Em entrevista em Brasília, o ex-governador destacou o período em que comandou Mato Grosso como base de sua narrativa eleitoral, ressaltando medidas que, segundo ele, foram decisivas para a recuperação fiscal do Estado.
“Eu estive a honra de poder ajudar o Estado de Mato Grosso nos últimos 7 anos e 3 meses. Ao longo desse período, adotamos medidas bastante assertivas, mas no início consideradas muito duras. Duras porque, quando você faz a coisa correta, você sempre enfrenta lobbies de interesse, interesses individuais que não podem se sobrepor ao interesse coletivo”, afirmou.
Mendes explicou que, apesar das resistências iniciais, as ações implementadas resultaram na reestruturação das contas públicas e na retomada da capacidade de investimento.

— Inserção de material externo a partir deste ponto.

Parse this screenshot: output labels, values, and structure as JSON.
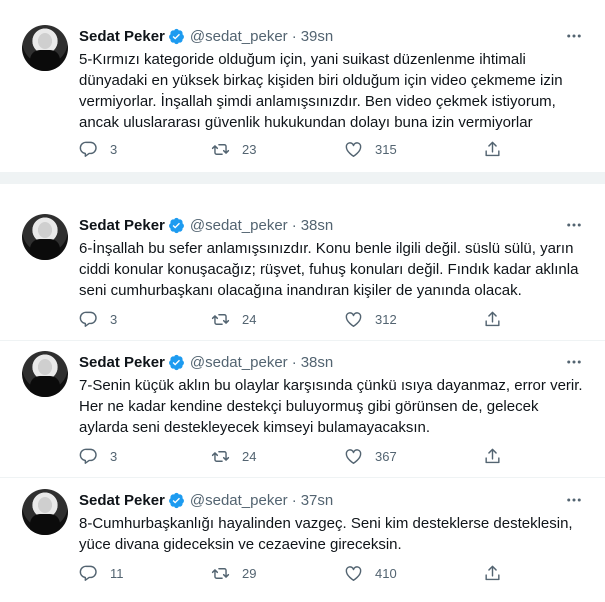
{
  "tweets": [
    {
      "name": "Sedat Peker",
      "handle": "@sedat_peker",
      "separator": "·",
      "time": "39sn",
      "text": "5-Kırmızı kategoride olduğum için, yani suikast düzenlenme ihtimali\ndünyadaki en yüksek birkaç kişiden biri olduğum için video çekmeme izin\nvermiyorlar. İnşallah şimdi anlamışsınızdır. Ben video çekmek istiyorum,\nancak uluslararası güvenlik hukukundan dolayı buna izin vermiyorlar",
      "replies": "3",
      "retweets": "23",
      "likes": "315"
    },
    {
      "name": "Sedat Peker",
      "handle": "@sedat_peker",
      "separator": "·",
      "time": "38sn",
      "text": "6-İnşallah bu sefer anlamışsınızdır. Konu benle ilgili değil. süslü sülü, yarın\nciddi konular konuşacağız; rüşvet, fuhuş konuları değil. Fındık kadar aklınla\nseni cumhurbaşkanı olacağına inandıran kişiler de yanında olacak.",
      "replies": "3",
      "retweets": "24",
      "likes": "312"
    },
    {
      "name": "Sedat Peker",
      "handle": "@sedat_peker",
      "separator": "·",
      "time": "38sn",
      "text": "7-Senin küçük aklın bu olaylar karşısında çünkü ısıya dayanmaz, error verir.\nHer ne kadar kendine destekçi buluyormuş gibi görünsen de, gelecek\naylarda seni destekleyecek kimseyi bulamayacaksın.",
      "replies": "3",
      "retweets": "24",
      "likes": "367"
    },
    {
      "name": "Sedat Peker",
      "handle": "@sedat_peker",
      "separator": "·",
      "time": "37sn",
      "text": "8-Cumhurbaşkanlığı hayalinden vazgeç. Seni kim desteklerse desteklesin,\nyüce divana gideceksin ve cezaevine gireceksin.",
      "replies": "11",
      "retweets": "29",
      "likes": "410"
    }
  ],
  "colors": {
    "text": "#0f1419",
    "muted": "#536471",
    "verified": "#1d9bf0",
    "divider": "#eff3f4"
  },
  "icons": [
    "verified-badge-icon",
    "more-options-icon",
    "reply-icon",
    "retweet-icon",
    "like-icon",
    "share-icon"
  ]
}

“Conseguimos implementar essas medidas, o Estado de Mato Grosso recuperou-se fiscalmente depois de uma crise sem precedente, que atrasou salários e comprometeu toda a cadeia de fornecedores. Com isso, conseguimos fazer grandes investimentos e entregar resultados à população”, disse.

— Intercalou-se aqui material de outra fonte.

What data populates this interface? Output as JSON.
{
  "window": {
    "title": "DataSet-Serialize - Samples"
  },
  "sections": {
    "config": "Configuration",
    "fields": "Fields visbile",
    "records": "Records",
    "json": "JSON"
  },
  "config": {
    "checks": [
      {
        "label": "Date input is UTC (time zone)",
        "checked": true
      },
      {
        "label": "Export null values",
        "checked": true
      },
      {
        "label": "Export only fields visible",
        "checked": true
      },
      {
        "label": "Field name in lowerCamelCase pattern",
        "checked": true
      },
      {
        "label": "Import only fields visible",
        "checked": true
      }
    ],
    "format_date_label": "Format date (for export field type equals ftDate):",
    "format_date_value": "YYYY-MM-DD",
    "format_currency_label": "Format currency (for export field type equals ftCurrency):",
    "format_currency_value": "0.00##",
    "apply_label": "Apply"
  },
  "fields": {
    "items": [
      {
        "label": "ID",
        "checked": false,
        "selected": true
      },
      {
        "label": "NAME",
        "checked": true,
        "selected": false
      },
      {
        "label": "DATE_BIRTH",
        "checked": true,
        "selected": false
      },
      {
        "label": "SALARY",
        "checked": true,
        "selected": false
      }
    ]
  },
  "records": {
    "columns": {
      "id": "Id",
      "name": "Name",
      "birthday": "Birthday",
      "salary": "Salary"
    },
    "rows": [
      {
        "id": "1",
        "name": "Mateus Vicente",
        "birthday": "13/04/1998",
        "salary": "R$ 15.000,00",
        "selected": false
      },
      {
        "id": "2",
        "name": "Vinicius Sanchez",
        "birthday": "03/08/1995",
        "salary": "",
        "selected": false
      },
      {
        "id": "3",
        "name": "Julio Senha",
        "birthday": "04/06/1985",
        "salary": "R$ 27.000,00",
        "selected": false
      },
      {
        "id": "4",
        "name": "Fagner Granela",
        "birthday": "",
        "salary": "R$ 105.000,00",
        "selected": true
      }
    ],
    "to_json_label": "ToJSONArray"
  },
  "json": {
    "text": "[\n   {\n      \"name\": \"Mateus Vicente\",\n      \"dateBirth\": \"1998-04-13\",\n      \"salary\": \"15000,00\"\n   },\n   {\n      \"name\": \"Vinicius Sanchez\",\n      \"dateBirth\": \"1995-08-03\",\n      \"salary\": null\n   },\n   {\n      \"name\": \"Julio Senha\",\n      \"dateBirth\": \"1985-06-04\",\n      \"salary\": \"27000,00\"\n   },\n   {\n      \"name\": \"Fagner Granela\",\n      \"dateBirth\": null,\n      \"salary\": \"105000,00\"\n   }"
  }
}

Agora, com foco no Congresso Nacional, o ex-governador defende uma atuação voltada à revisão do arcabouço legal que rege a administração pública brasileira. Segundo ele, o país enfrenta riscos estruturais caso não haja mudanças profundas.
“Pretendo dar uma contribuição no Senado, junto com todos os parlamentares, para uma ampla e profunda revisão absolutamente necessária no arcabouço legal que normatiza a administração pública do nosso país. Se não fizermos isso, estaremos colaborando para o colapso do país, diante das fragilidades que vêm se acumulando ao longo dos anos”, alertou.
Questionado sobre a prioridade de sua eventual atuação parlamentar, Mauro evitou restringir o debate apenas à pauta econômica e ampliou o escopo de sua proposta.
“O grande foco será tornar a administração pública mais eficiente. Quando você fala em eficiência, isso vale para tudo, porque a ineficiência tem causado alguns dos graves problemas do Brasil”, afirmou.
Como exemplo, ele citou o volume de processos no Judiciário e obras públicas paralisadas.
“O Judiciário está atolado com mais de 80 milhões de processos porque existe um modelo pouco eficiente. Não é crível que um traficante chegue até o Supremo para decidir se será solto. Se temos mais de 10 mil obras federais paralisadas, há algo errado nesse modelo de contratação”, criticou.